[Open-bio-l] RE: [GMOD-devel] What is the clear distinction between a feature and a bioentry

Hilmar Lapp hlapp@gnf.org
Thu, 23 May 2002 09:24:50 -0700


> -----Original Message-----
> From: Elia Stupka [mailto:elia@fugu-sg.org]
> Sent: Thursday, May 23, 2002 5:41 AM
> To: Hilmar Lapp; GMOD Devel (E-mail); OBDA BioSQL (E-mail)
> Cc: td2@sanger.ac.uk; Ewan Birney (E-mail); cjm@fruitfly.org
> Subject: Re: [GMOD-devel] What is the clear distinction between a
> feature and a bioentry
> 
> 
> > Bioentry vs. Feature: we decided that everything that
> > - lives in a namespace (biodatabase), and
> > - has a stable accession and/or ID, and
> > - has a sequence (physically in the database or not)
> > shall be a Bioentry. Features shall be essentially 
> lightweight objects.
> 
> Just wondering, wouldn't you want to treat a unigene cluster 
> as a bioentry
> even though it doesn't have a real sequence, but is just a 
> collection of
> sequences? We allow bioentries not to have sequences, and I 
> like that...

A Unigene cluster has a consensus sequence, so it would meet the definition. We're producing other sequence clusterings too, and they too have a consensus sequence. That may not generally hold though. The definition given above should be taken as a guideline for our local build. Bottom line is, if  2 or more of the 3 conditions are met, the 'right' thing to do should be to make it a bioentry. If only 1 or 0 are met, it's most likely a feature.

I didn't mean in any way that Bioentries be required to physically have a sequence in the database. They also may not necessarily be associated with a sequence virtually, in which case they should meet the other 2 requirements though.

I'm more than happy to hear (and adopt) other definitions of how you decide what goes where (and it does have consequences). I just think there needs to be a common definition as it's too arbitrary otherwise, and we (locally) needed something now in order to move forward.

> 
> > 1) As much as possible, Bioentries will be mapped down to 
> chromosomes,
> even if the
> >datasource only gives the coordinates to contigs. (I think 
> this also aligns
> it better with Lincoln's >DB:GFF view.) Contigs will be 
> retained in the
> database though, in case they are needed at some >time as an 
> entry point.
> 
> just wondering again, we are not saying all bioentries need 
> to be located on
> a genome, are we? I am just trying to make sure we keep it 
> generic and able
> to deal with much more than genome annotations...
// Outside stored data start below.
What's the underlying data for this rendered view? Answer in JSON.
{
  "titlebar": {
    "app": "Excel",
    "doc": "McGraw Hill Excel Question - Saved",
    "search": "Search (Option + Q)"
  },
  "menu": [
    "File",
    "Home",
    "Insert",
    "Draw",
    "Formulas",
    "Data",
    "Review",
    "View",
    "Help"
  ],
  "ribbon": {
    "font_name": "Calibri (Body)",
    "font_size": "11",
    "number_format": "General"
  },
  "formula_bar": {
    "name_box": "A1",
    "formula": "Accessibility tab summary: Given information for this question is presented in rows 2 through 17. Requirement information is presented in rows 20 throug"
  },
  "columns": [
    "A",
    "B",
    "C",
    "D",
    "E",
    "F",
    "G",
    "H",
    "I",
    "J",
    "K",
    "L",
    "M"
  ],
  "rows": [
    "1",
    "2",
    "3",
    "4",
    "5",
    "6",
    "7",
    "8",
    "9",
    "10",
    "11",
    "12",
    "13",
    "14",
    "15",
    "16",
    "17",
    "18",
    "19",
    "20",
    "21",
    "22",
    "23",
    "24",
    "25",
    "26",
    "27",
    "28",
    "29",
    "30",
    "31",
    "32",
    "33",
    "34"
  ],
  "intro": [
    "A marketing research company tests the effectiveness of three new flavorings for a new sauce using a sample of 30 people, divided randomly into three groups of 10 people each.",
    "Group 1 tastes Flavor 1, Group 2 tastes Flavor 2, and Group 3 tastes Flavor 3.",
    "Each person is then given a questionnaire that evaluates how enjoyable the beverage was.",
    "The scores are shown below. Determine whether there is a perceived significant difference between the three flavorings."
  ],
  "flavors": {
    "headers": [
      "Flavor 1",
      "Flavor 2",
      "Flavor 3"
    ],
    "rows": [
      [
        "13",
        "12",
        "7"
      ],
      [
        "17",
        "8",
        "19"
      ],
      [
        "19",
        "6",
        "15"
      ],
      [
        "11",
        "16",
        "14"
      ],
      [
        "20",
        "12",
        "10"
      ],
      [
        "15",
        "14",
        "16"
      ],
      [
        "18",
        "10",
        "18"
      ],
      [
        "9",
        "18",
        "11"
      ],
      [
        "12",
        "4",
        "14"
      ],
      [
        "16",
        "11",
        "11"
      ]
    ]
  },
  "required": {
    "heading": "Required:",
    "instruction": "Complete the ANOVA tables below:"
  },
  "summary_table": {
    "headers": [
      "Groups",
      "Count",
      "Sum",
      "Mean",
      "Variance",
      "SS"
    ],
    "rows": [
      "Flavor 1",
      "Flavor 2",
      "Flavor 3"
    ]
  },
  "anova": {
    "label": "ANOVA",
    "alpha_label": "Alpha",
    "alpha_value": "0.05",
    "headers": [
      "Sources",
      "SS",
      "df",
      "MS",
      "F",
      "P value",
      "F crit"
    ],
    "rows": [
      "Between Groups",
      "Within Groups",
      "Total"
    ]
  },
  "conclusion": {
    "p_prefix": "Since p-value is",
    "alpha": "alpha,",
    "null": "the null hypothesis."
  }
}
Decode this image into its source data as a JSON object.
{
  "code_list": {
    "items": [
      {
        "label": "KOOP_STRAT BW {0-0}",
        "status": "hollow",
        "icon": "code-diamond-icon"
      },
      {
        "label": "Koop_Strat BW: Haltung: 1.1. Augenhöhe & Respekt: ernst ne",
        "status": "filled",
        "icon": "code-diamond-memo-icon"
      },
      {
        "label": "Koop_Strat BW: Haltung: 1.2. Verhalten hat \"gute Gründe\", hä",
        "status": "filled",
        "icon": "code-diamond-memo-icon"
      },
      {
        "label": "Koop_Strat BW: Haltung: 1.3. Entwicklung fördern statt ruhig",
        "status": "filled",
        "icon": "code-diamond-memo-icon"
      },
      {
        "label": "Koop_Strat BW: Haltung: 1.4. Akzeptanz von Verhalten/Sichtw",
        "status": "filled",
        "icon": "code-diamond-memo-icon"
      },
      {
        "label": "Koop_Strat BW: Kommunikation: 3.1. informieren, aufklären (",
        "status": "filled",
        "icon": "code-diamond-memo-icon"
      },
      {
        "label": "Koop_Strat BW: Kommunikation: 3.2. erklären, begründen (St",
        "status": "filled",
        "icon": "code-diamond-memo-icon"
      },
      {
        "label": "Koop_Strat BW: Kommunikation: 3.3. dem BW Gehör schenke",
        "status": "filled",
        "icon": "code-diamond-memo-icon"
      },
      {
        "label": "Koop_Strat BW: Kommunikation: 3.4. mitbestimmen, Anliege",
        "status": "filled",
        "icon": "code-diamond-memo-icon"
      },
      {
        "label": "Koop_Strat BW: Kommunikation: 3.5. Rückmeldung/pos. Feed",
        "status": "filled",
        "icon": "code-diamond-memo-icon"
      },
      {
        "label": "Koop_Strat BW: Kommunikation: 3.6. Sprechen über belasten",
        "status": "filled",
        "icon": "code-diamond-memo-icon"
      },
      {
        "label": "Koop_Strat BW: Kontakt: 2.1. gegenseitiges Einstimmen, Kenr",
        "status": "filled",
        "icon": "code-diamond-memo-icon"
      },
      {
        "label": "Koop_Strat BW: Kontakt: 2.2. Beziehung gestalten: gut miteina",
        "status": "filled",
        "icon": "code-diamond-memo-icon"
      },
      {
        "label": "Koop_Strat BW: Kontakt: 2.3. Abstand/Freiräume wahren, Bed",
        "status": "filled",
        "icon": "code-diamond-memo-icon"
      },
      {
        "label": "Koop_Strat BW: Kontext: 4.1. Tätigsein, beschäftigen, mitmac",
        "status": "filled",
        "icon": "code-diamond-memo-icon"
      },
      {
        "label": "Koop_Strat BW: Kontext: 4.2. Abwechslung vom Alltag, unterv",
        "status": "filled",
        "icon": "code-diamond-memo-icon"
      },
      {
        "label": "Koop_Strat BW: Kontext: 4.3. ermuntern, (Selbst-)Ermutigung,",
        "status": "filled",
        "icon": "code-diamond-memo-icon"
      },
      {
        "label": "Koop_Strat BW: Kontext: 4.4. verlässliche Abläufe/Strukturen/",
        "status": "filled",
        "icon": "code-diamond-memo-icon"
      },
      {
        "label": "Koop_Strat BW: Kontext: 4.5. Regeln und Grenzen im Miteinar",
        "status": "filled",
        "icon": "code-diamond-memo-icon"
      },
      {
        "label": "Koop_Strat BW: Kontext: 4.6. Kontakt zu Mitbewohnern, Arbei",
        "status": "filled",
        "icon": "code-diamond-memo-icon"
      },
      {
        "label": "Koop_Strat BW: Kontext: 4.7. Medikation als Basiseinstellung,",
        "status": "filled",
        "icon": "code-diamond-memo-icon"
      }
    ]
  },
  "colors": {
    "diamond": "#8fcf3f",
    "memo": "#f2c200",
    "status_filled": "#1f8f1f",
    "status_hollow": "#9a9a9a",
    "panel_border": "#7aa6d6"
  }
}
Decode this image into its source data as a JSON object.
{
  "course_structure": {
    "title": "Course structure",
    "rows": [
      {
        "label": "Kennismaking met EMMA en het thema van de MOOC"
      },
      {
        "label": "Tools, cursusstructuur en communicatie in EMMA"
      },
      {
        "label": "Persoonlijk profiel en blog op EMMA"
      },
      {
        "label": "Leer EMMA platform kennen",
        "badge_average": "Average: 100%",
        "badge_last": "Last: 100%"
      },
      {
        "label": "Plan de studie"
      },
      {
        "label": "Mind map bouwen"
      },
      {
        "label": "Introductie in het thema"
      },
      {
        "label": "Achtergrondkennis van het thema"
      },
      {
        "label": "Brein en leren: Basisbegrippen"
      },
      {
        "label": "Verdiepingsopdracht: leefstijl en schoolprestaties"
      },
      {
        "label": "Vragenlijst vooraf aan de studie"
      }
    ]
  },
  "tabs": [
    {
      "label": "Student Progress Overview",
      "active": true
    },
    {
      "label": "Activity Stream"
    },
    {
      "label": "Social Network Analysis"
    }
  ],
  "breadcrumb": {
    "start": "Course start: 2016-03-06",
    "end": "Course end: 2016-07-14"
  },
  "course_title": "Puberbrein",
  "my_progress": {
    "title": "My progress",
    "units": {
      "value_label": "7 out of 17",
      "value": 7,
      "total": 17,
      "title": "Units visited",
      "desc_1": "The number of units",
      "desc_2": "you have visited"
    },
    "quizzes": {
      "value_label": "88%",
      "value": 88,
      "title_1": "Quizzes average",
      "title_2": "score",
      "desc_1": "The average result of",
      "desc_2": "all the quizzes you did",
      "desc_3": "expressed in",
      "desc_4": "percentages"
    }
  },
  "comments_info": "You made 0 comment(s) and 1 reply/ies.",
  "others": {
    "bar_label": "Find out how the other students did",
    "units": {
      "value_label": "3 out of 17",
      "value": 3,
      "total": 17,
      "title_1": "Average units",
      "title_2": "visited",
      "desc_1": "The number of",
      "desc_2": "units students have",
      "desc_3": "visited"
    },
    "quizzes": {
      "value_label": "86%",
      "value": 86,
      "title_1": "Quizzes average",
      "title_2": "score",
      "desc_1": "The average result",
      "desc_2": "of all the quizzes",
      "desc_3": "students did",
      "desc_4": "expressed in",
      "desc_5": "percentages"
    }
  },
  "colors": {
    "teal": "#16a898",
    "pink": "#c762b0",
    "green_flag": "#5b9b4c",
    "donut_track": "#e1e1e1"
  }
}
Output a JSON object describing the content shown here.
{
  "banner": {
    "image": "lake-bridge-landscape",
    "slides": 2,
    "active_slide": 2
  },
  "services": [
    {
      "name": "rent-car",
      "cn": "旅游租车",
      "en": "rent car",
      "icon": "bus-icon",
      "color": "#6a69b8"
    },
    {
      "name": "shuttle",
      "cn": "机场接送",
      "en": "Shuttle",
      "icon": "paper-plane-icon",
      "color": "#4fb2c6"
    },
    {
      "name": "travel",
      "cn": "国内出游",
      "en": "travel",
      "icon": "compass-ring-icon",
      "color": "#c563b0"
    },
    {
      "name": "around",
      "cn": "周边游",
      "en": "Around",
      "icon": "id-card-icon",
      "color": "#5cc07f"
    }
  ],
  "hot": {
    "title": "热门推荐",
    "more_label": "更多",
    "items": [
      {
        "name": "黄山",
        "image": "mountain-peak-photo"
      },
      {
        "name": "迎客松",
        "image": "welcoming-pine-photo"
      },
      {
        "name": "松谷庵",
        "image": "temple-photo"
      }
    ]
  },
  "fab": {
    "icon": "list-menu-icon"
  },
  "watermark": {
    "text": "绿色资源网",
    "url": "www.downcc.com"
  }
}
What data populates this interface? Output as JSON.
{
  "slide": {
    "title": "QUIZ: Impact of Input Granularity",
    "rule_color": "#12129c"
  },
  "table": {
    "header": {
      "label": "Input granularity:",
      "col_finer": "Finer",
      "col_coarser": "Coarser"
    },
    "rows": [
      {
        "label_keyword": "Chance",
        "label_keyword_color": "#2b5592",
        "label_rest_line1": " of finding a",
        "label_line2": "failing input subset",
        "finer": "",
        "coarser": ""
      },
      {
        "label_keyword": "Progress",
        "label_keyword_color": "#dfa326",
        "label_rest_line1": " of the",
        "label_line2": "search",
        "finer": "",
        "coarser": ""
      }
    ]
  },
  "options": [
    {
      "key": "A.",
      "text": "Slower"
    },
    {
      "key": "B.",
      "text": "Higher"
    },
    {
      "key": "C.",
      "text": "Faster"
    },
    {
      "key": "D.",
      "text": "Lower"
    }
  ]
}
Right. Many bioentries may not have a location at all, let alone on the genome. It rather means, if your data source provides mappings of bioentries to other bioentries, which are mapped to the chromosomes, do the math right away rather than on-the-fly when a query comes in. It doesn't really affect the schema.

It also states (well, not explicitly) that features will /not/ be mapped to the genome (see the exon example in 2)). They will be mapped to the bioentries on which they are located. Otherwise the genome must be represented as bioentries (given the present schema), which is ugly IMHO. Chromosomes don't live in a namespace (i.e., if Celera and Ensembl talk about Homo sapiens chromosome 1, they should mean the same thing. It's the taxon that distinguishes one chromosome 1 from another, not a namespace.).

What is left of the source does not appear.